Tornando alla crisi finanziaria: una sua drammatica conseguenza è stata l’emorragia di posti di lavoro che ha investito l’Italia e i Paesi occidentali. E inoltre per riallacciarci a quello che diceva lei, a riguardo dell’emergere di istanze localistiche, questa recessione economica ha acuito la paura, la diffidenza, nei rapporti tra le persone? Possono essere questi una serie di tensioni che minano la coesione sociale? In questo scenario che ruolo occupa l’azione volontaria?
Come è noto la paura è una delle scorie negative che il modello di sviluppo che abbiamo alle spalle ha generato. E se il concetto è che “ognuno deve essere libero per se stesso”, uno degli esiti inevitabili è che diventiamo una minaccia l’uno per l’altro. Poi, essendo minaccia l’uno per l’altro, dato che ognuno deve ossessivamente essere libero per se stesso, collettivamente trova anche qualche valvola di sfogo, qualche capro espiatorio su cui scatenare quest’ansia che ci produciamo gli uni con gli altri. La paura serpeggiante è appunto uno dei danni che dimostra che quel modello non sta in piedi. Non bisogna però condannare la paura, ma occorre ragionare su questa paura. Faccio questo esempio per essere più chiaro: quando si è in una casa che brucia, è fondamentale spiegare alle persone impaurite dalle fiamme come comportarsi per non commettere errori che potrebbero avere conseguenze più gravi. Ecco, in preda a questa paura figlia della crisi, occorre riflettere su come comportarsi.

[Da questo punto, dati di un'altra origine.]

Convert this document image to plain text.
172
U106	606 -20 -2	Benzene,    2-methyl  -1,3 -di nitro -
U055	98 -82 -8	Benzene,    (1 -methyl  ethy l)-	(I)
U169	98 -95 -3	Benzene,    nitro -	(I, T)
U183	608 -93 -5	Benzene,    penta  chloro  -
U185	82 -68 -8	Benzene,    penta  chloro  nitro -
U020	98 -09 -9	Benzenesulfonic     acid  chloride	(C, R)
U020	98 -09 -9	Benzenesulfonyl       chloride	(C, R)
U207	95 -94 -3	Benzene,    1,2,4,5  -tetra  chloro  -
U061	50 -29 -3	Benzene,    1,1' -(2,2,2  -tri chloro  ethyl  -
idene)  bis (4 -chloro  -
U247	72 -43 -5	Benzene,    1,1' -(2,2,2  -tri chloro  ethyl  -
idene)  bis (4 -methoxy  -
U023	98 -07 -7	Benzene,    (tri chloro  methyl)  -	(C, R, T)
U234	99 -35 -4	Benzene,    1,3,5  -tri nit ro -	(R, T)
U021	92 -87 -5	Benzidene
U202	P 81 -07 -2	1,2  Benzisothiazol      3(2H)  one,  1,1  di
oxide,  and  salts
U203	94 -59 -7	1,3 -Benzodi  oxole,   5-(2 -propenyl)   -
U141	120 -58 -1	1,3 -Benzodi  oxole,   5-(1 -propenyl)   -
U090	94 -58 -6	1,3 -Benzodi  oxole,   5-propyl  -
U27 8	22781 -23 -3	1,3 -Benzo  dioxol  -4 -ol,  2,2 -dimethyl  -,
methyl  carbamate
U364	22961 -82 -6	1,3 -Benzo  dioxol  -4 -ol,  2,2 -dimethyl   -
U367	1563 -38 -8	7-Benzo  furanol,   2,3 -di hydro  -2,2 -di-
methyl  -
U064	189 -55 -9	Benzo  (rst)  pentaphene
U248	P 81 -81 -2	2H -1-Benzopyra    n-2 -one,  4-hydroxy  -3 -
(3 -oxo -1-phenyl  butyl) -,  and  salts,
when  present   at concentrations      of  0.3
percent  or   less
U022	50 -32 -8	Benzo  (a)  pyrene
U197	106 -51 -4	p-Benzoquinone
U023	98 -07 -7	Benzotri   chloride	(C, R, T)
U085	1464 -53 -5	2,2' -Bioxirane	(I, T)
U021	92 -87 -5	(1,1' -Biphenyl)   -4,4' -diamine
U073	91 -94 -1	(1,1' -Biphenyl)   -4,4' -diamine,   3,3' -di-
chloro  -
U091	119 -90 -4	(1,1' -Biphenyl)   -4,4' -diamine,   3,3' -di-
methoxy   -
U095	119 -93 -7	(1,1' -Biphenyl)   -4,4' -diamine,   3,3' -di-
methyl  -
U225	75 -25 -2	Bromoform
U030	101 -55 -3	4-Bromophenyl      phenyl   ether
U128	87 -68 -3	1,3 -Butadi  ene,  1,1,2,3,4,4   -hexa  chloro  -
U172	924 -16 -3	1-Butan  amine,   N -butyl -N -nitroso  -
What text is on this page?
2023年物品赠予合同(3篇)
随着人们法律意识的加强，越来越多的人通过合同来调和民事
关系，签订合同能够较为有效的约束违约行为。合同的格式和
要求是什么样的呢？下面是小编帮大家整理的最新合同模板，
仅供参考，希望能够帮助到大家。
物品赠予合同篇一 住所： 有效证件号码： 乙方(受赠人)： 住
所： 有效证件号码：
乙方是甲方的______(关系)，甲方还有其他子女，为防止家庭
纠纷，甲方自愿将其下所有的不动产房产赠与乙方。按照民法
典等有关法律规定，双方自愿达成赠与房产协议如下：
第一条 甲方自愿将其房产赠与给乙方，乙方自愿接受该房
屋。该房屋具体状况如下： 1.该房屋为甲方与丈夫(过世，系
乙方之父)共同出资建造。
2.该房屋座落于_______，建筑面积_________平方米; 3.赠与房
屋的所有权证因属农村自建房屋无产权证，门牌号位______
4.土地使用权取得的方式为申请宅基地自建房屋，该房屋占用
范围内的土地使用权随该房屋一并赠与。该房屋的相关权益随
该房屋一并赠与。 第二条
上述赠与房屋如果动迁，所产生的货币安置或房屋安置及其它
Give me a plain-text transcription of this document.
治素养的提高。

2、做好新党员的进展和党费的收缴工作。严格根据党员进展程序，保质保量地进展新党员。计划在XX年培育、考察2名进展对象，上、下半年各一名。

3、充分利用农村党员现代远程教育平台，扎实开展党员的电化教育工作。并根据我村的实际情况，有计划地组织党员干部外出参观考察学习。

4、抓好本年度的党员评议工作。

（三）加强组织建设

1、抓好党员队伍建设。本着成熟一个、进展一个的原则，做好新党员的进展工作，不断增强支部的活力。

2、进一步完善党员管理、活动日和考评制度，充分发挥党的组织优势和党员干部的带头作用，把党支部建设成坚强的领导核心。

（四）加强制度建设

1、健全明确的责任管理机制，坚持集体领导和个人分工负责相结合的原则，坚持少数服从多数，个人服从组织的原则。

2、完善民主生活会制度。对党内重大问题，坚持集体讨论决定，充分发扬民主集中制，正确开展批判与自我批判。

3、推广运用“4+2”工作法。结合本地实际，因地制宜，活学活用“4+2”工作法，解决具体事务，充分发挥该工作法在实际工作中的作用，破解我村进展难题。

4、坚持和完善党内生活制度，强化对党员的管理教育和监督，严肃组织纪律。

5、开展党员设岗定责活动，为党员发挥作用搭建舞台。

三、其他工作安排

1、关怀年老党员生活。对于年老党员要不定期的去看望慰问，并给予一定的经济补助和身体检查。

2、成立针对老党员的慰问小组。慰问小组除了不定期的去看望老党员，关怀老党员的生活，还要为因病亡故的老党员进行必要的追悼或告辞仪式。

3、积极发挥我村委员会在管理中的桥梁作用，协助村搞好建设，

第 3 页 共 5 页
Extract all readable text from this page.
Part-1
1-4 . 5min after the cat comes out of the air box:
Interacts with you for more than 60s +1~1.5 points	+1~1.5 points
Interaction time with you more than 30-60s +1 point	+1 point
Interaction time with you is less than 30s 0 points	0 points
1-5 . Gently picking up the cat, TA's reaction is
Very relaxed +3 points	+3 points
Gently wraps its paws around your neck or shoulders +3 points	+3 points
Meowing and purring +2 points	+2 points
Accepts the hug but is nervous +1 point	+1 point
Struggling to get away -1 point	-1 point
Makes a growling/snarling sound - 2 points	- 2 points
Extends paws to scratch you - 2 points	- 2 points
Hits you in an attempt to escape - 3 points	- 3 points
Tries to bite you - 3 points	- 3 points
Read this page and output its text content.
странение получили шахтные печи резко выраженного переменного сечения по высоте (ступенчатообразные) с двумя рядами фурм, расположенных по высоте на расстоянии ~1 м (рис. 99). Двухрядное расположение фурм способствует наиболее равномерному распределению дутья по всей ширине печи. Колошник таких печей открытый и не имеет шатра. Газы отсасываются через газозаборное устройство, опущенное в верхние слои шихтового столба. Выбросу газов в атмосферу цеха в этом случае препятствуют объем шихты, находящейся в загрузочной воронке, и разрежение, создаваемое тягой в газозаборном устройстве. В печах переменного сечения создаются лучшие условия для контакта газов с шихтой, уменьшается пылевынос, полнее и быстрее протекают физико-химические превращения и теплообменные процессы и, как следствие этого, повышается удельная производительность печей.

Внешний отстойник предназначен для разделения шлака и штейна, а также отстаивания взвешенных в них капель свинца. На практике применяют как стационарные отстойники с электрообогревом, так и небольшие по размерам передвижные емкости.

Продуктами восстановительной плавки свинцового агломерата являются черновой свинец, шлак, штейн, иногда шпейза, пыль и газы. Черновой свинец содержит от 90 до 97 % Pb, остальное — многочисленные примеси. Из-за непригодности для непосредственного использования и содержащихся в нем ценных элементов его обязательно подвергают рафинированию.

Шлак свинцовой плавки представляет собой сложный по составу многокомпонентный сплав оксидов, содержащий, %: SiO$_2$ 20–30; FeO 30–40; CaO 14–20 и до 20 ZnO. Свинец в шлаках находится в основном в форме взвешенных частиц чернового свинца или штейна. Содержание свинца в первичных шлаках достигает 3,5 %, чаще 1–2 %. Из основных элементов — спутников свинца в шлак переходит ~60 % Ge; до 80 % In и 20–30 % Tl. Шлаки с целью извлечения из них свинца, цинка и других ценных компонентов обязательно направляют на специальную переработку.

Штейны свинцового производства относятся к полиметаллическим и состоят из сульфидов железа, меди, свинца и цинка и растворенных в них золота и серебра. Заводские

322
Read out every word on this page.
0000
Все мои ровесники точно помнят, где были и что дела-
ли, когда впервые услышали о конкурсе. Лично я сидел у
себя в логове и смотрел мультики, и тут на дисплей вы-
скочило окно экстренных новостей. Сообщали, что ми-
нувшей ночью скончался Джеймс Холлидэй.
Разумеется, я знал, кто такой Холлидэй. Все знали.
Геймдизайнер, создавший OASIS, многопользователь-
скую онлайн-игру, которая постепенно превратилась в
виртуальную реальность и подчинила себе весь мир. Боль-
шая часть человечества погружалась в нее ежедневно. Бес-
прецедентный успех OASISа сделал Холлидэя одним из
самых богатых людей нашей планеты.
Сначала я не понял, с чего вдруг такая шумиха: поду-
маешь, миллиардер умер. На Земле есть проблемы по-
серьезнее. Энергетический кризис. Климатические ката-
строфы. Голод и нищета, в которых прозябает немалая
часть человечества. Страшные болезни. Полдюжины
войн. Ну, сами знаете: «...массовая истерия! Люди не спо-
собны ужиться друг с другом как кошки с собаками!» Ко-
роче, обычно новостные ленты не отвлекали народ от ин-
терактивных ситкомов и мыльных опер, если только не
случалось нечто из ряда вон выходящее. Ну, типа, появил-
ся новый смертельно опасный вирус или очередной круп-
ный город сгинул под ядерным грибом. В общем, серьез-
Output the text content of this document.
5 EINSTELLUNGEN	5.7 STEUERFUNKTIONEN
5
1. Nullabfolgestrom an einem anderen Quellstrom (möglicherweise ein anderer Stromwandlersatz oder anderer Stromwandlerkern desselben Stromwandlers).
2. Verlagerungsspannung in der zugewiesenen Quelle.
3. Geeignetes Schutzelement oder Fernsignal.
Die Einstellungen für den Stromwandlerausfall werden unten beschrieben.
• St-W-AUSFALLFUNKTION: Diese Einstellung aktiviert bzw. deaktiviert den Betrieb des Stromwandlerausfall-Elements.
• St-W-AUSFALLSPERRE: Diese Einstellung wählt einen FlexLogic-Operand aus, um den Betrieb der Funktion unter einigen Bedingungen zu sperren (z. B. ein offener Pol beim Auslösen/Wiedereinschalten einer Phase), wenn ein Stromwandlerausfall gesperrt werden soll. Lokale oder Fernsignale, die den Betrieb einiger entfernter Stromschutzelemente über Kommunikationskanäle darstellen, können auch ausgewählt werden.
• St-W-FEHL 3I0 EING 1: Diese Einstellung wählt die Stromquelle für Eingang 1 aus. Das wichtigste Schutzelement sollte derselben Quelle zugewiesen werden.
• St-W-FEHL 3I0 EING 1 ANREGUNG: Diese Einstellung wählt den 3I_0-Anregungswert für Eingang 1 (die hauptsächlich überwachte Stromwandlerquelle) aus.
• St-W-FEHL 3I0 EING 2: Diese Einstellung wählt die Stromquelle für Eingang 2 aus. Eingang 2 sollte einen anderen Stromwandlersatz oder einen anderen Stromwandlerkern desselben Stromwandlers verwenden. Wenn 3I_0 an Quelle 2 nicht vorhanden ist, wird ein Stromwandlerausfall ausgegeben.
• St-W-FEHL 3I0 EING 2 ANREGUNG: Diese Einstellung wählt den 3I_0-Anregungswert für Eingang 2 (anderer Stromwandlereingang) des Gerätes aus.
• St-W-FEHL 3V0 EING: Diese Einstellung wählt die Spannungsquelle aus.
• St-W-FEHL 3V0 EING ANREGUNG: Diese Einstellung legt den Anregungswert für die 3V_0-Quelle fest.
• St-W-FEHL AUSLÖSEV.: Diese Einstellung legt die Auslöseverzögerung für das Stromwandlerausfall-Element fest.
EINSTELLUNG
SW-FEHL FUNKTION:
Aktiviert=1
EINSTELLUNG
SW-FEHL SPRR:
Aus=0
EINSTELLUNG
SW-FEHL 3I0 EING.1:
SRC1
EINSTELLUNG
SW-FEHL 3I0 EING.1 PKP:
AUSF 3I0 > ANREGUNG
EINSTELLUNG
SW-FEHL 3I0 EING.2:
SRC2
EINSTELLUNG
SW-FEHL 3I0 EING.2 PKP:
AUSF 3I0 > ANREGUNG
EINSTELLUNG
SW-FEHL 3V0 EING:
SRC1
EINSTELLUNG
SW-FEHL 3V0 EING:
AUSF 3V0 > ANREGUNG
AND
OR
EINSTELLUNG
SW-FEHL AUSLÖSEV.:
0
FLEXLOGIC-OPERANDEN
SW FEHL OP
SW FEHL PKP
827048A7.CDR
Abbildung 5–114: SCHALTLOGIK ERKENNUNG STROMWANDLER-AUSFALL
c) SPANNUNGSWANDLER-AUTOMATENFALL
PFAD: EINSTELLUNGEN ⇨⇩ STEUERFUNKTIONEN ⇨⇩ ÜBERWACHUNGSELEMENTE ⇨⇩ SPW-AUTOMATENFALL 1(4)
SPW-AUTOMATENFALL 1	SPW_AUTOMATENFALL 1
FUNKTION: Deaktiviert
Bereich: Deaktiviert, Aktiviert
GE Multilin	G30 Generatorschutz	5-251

Secondo lei, qual è il percorso più idoneo da seguire?
Sapere che le soluzioni non si ottengono nell’emergenza, ma si otterranno solamente se ci sarà la capacità di fare adeguati investimenti culturali. È necessario fare uno sforzo per capire che l’innovazione e l’efficienza hanno bisogno di una fibra morale su cui basarsi, altrimenti in futuro non sarà possibile costruire niente di buono.
E questa fibra morale sulla base di quali valori va costruita?
Prima di tutto è indispensabile ascoltare il Paese, evitando di fare discorsi generici e campati in aria che non portano da nessuna parte perché non sono fondati sulla nostra cultura e sulla nostra storia.
Il volontariato è sopravvissuto alla crisi, ma a suo avviso dovrebbe innovarsi?
Il problema è che il volontariato in Italia ha avuto una spinta creativa negli anni Ottanta, che ha innescato tutta una serie di effetti positivi che si sono prolungati negli anni Novanta e in parte in questo decennio. Ma, adesso, se si pensa di rianimare quella stagione d’oro non si va da nessuna parte. Il volontariato per rilanciarsi ed essere adeguato ai tempi di oggi, deve riuscire a cogliere più in profondità la natura di una crisi che è, in primo luogo, di ordine morale. Per fare questo non c’è bisogno né di soldi né di strutture, c’è bisogno del profilo più caratteristico del volontariato, che è la sua capacità di rimboccarsi le maniche.